The word ‘beginning’ has other applications, too.
It could refer to the persons and events that Mark reports at the beginning of his gospel.
It could refer to the whole gospel story as the foundation and norm of our own Christian commitment.
It could simply mean that if we want to begin our own Christian story at the beginning, this is a good place to start.
Our calendars mark this beginning as BC Before Christ and AD in the year of our lord.
It was in Mark’s mind a reminder that this was a starting place or beginning of Christ’s work here on earth.
To Begin His Immanuel, dwells with us.
Gospel
Mark goes on to speak of the beginning of the ‘gospel’.
This is a word with a double application.
It was used in secular circles to announce an important event such as the birth of an heir to the emperor, so it might have been a stimulus to Mark’s initial readers to rejoice in the birth of Jesus simply on a human level.
But the word had also been used centuries before in a religious context by the prophet Isaiah: ‘
The Gospel that began so many years ago is that same Gospel that lives in our lives today.
The Christmas story marks that entrance of God coming into our lives like that of Child like faith.
The word Isaiah uses for ‘brings good news’ is the word that we translate as ‘to gospel’.
Luke puts flesh on these words of Isaiah when he reports the words of the angel to the shepherds, ‘I bring you news of great joy’ (Luke 2:10), and when he records Jesus’s announcement at the start of his ministry that he has been anointed to ‘bring good news to the poor’ (4:18).
Words like ‘peace’, ‘salvation’ and ‘reign of God’ are associated with events of Christmas.
The angels sing of peace at the birth of Jesus (2:14).
Simeon praised God because his eyes had seen God’s salvation (2:30).

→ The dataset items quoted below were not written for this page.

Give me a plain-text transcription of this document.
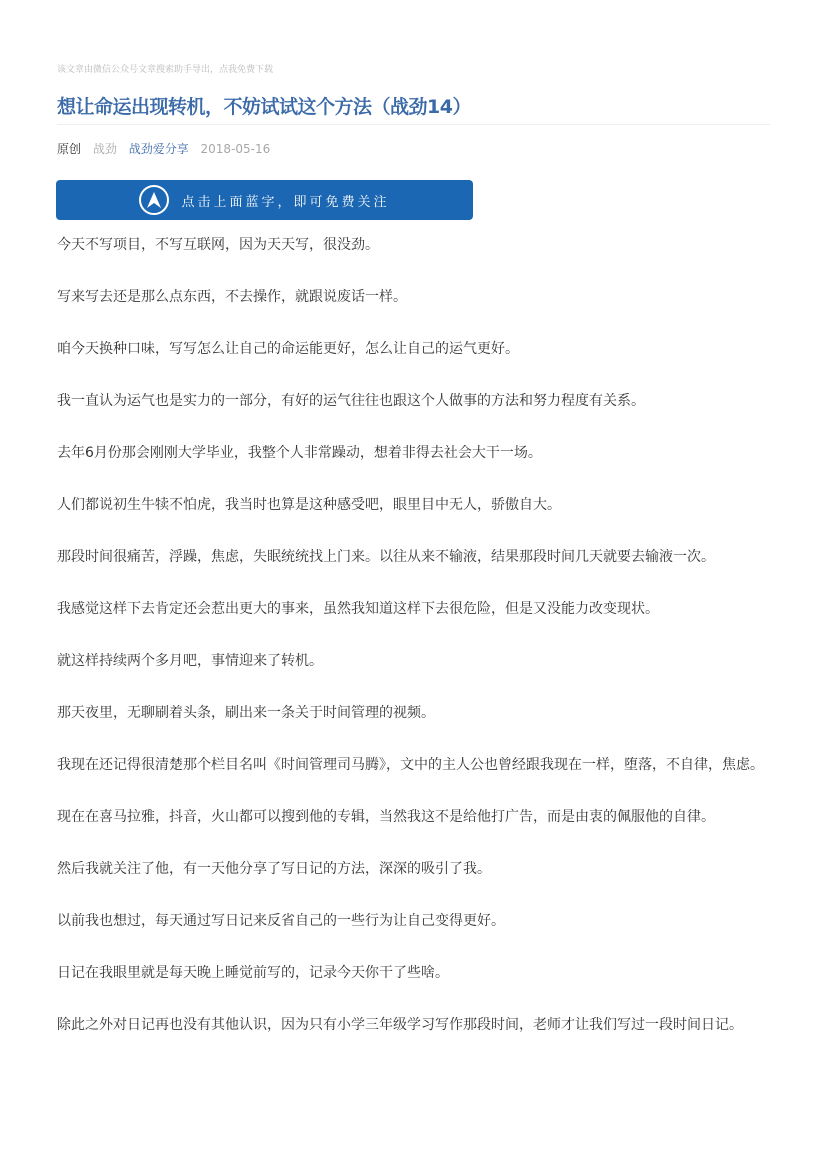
该文章由微信公众号文章搜索助手导出，点我免费下载
想让命运出现转机，不妨试试这个方法（战劲14）
原创 战劲 战劲爱分享 2018-05-16
点击上面蓝字，即可免费关注

今天不写项目，不写互联网，因为天天写，很没劲。

写来写去还是那么点东西，不去操作，就跟说废话一样。

咱今天换种口味，写写怎么让自己的命运能更好，怎么让自己的运气更好。

我一直认为运气也是实力的一部分，有好的运气往往也跟这个人做事的方法和努力程度有关系。

去年6月份那会刚刚大学毕业，我整个人非常躁动，想着非得去社会大干一场。

人们都说初生牛犊不怕虎，我当时也算是这种感受吧，眼里目中无人，骄傲自大。

那段时间很痛苦，浮躁，焦虑，失眠统统找上门来。以往从来不输液，结果那段时间几天就要去输液一次。

我感觉这样下去肯定还会惹出更大的事来，虽然我知道这样下去很危险，但是又没能力改变现状。

就这样持续两个多月吧，事情迎来了转机。

那天夜里，无聊刷着头条，刷出来一条关于时间管理的视频。

我现在还记得很清楚那个栏目名叫《时间管理司马腾》，文中的主人公也曾经跟我现在一样，堕落，不自律，焦虑。

现在在喜马拉雅，抖音，火山都可以搜到他的专辑，当然我这不是给他打广告，而是由衷的佩服他的自律。

然后我就关注了他，有一天他分享了写日记的方法，深深的吸引了我。

以前我也想过，每天通过写日记来反省自己的一些行为让自己变得更好。

日记在我眼里就是每天晚上睡觉前写的，记录今天你干了些啥。

除此之外对日记再也没有其他认识，因为只有小学三年级学习写作那段时间，老师才让我们写过一段时间日记。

The angel Gabriel told Mary that her Son would reign over the house of Jacob for ever (1:33).
We can, therefore, glimpse Christmas in this second word of Mark, ‘gospel’.
Jesus
The third word is the name of ‘Jesus’.
This is the name by which he was known in his lifetime.
Mark tells us that he came from Nazareth in Galilee (Mark 1:9), which corresponds with what we learn about his hometown from Matthew (2:23) and Luke (2:4).
Information from Matthew sheds a Christmas light on this mention of the name of Jesus by Mark: an angel of the Lord had told Joseph that Jesus would be the name of Mary’s child, because he would ‘save his people from their sins’ (Matthew 1:21).
Its Hebrew equivalent was ‘Joshua’ who, as successor of Moses, had led his people into the Promised Land.
Jesus leads us into the land of the Kingdom of God.
Christ
The fourth word is ‘Christ’.
This is a name we meet repeatedly in the letters of Paul; it has become a second name for Jesus.
He is Jesus Christ – it is a title rather than a name.
It translates the Hebrew word ‘Messiah’.